July 12, 2004 12:00 PM

Are children of divorce really emotionally scarred for life? That’s the question that psychologist Dr. Constance Ahrons set out to answer in 2001, 21 years after her bestselling The Good Divorce examined the varying effects of failed marriages on 98 couples. In her new book, We’re Still Family: What Grown Children Have to Say About Their Parents’ Divorce, Ahrons offers heartening news for guilt-ridden divorced parents: After interviewing 173 grown children of her original subjects, she concluded that while the end of a marriage rearranges a family, “it does not destroy it—or the children within it.”

Now professor emerita at the University of Southern California, Ahrons—twice divorced herself and the mother of two adult daughters she describes as “successful and well-adjusted”—discussed her findings with PEOPLE correspondent Champ Clark.

Why study divorce?

I was a divorced mother with young children when I coined the word “divorcism.” Later, in my family therapy practice, I realized it wasn’t just me. My clients talked about how people assumed that because they were divorced, they had serious problems. I began to realize the kinds of stereotypes we held about divorced people.
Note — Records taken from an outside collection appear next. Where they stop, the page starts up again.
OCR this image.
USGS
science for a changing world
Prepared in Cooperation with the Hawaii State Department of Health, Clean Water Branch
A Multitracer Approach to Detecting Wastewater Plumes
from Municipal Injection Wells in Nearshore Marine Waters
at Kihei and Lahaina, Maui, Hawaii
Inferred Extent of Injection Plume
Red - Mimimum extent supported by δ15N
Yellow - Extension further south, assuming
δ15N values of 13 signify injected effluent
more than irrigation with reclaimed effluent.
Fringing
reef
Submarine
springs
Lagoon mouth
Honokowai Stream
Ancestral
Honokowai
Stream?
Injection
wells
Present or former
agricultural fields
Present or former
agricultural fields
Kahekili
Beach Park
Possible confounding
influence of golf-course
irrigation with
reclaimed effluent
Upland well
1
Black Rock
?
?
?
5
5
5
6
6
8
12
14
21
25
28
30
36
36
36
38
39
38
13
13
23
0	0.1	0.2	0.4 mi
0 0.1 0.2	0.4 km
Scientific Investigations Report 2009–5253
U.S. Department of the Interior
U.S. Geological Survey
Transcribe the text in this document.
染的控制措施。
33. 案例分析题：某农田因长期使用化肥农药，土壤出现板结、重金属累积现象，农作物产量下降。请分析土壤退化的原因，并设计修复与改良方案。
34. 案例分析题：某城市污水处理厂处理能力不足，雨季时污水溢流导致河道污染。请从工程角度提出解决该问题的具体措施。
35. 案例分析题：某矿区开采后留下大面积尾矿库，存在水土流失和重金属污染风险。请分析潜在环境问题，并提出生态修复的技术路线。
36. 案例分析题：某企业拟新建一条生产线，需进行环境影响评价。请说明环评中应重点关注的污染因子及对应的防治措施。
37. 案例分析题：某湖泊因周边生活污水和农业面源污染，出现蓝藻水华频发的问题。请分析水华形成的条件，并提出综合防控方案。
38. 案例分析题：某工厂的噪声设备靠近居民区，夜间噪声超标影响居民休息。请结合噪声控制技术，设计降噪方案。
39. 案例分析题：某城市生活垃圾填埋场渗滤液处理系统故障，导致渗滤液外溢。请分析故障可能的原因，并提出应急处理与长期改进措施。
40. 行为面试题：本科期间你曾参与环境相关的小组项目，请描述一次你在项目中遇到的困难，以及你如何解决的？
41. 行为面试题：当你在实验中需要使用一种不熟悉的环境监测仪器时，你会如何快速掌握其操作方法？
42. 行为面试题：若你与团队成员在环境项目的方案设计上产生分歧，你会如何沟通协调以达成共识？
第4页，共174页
That was in 1979. Haven’t attitudes changed?

Divorce is more socially acceptable, but we still carry the myth that it destroys family and that all children are harmed by it. The message that sends to children is that you have to be messed up because your parents got a divorce. It doesn’t have to be that way.

How did the grown children you interviewed feel about their parents’ divorce?

Almost 80 percent felt that their parents’ decision to split was a good one, that their parents were better off and that their own lives improved after the divorce as well.

How?

Fifty percent felt that their relationships with their fathers actually got better. Sometimes after divorce, fathers spend more time with their children and assume more responsibility for child care than before. Also, for some kids the marriage was worse than the divorce, especially if it was high-conflict. Those kids felt some relief from the stress.

Did the stress ratchet up again if one parent remarried?

If they remarried too quickly or married someone they were involved with during the marriage who may now be blamed for the divorce, that’s very hard. But the benefits can be that they end up with four loving adults in their lives, not just two. The grown children in the study speak very well about half siblings. Many of them said that this was the best thing that came out of the divorce. Some talked about “bonus moms.” It’s not just the evil stepmother.

How can parents make their divorce less disruptive for a child?

First of all, they cannot litigate. Yes, money is always an issue, but they should try to resolve their differences more cooperatively. Second, they can remember that children want it to be acknowledged that this is a difficult thing for them. It’s important to not have too many changes too soon. Third, they should see if they can find people outside the family who are safe zones for the kids-a grandparent or teacher or coach. The children I saw who survived in spite of very difficult situations had somebody outside the family.

Who in your study didn’t come through divorce well?

About 20 percent of the kids did not thrive and felt like the divorce had really hurt their lives. For these kids, when I looked at their parents, more of the parents had psychological problems. There was a higher degree of alcoholism and violence in these families.

Past studies have found that children of divorce have trouble maintaining intimacy as adults. Did your subjects?

Trust and commitment issues are fairly common among young adults as a whole. Fifty percent of my subjects—who ranged in age from 21 to 52—had been married; 29 percent are divorced. That’s better than the national average.

Should parents ever stay together for the sake of the children?

That’s an important question. Only if you can have a reasonably satisfying life, and that’s not true for most people who divorce. Some of the grown children I talked to who now know their parents better said things like, “I understand the divorce. I don’t understand the marriage.”